Apart from the budget’s big income tax cuts, however, we were able to reduce or remove controls on a number of areas of economic life. Pay, price and dividend controls had gone. Industrial Development
Certificates, Office Development Permits and a range of circulars and unnecessary planning controls were also removed or modified. (Geoffrey Howe’s second budget in 1980 was to announce the creation of Enterprise Zones, where businesses could benefit from tax breaks and rate exemption to attract investment and promote employment in run-down areas.)

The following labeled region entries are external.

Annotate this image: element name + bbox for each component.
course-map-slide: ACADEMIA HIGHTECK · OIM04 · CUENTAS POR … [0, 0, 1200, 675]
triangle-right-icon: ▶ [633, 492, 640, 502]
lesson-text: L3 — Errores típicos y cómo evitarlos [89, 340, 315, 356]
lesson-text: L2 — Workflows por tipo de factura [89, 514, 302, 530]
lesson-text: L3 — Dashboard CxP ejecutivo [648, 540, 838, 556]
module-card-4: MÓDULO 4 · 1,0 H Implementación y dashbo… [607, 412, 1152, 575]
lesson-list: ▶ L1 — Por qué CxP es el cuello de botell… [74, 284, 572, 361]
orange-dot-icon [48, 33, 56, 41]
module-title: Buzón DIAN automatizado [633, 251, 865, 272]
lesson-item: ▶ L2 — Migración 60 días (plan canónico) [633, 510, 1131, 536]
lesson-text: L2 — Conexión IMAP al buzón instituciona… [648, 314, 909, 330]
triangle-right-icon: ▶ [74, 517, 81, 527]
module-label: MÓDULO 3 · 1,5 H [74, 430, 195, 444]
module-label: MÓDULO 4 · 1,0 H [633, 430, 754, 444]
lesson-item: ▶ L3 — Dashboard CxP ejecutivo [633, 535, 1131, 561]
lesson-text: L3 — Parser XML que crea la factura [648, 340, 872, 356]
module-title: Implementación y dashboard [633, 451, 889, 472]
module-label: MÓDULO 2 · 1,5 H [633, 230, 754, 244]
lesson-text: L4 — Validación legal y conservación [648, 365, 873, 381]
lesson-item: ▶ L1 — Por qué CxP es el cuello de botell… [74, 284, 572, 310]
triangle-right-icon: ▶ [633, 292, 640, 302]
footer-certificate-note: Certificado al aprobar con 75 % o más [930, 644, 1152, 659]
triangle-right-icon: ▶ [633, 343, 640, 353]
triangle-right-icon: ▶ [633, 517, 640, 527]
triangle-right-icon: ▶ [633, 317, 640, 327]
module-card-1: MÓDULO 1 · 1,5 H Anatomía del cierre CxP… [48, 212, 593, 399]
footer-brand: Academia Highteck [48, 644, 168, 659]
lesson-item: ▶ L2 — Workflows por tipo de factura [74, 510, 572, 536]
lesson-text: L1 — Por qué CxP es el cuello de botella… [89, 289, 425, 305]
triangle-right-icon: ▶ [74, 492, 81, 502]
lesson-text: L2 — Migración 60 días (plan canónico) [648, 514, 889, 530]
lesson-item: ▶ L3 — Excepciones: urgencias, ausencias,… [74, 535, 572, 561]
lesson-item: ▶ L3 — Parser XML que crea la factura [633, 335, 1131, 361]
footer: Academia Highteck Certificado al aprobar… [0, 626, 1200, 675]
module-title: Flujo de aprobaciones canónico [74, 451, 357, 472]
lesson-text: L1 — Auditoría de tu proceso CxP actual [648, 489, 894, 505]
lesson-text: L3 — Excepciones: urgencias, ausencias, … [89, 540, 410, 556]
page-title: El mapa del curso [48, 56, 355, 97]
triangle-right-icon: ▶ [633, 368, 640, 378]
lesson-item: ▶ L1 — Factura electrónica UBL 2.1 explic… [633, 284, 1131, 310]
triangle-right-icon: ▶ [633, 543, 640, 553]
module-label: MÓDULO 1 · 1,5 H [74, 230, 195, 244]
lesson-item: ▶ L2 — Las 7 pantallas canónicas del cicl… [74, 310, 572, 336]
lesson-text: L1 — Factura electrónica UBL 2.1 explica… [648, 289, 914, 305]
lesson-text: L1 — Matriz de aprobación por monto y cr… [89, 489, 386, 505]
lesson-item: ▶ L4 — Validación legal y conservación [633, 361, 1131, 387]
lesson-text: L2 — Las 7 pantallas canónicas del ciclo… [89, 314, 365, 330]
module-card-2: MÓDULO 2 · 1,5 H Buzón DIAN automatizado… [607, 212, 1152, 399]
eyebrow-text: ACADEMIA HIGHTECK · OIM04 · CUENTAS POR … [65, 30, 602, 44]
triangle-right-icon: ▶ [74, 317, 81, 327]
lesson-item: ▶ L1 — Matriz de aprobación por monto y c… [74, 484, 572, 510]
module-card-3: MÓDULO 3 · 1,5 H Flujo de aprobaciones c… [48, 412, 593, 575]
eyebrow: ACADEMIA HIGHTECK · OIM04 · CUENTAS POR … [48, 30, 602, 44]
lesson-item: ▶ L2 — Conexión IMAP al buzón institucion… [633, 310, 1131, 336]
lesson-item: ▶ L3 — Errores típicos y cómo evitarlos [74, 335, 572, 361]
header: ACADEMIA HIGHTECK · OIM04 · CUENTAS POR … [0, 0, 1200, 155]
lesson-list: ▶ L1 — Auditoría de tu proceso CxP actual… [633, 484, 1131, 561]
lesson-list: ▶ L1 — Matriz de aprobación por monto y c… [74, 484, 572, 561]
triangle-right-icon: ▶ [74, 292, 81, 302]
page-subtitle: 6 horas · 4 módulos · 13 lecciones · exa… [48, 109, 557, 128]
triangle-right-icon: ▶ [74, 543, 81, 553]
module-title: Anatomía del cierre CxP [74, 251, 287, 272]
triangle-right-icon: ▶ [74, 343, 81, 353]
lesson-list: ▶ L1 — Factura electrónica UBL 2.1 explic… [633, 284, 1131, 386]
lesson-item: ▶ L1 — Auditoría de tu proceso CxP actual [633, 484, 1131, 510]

But I took greatest personal pleasure in the removal of exchange controls — that is the abolition of the elaborate statutory restrictions on the amount of foreign exchange British citizens could acquire. These had been introduced as an ‘emergency measure’ at the start of the Second World War and maintained by successive governments, largely in the hope of increasing industrial investment in Britain and of resisting pressures on sterling. The overwhelming evidence was that they no longer achieved either of the objectives previously expected of them (if in fact they ever had done). With sterling buoyant and Britain beginning to enjoy the economic benefits of North Sea oil, the time had come to abolish them entirely. They were duly removed in three stages — some at the time of the Budget, a few others later in July, and the remainder in October (with the temporary exception of controls relating to Rhodesia). The legislation itself stayed on the Statute Book until 1987, but no further use was made of it. Not only did the ending of exchange controls increase the freedom of individuals and businesses; it encouraged foreign investment in Britain and British investment abroad, which has subsequently provided a valuable stream of income likely to continue long after North Sea oil runs out.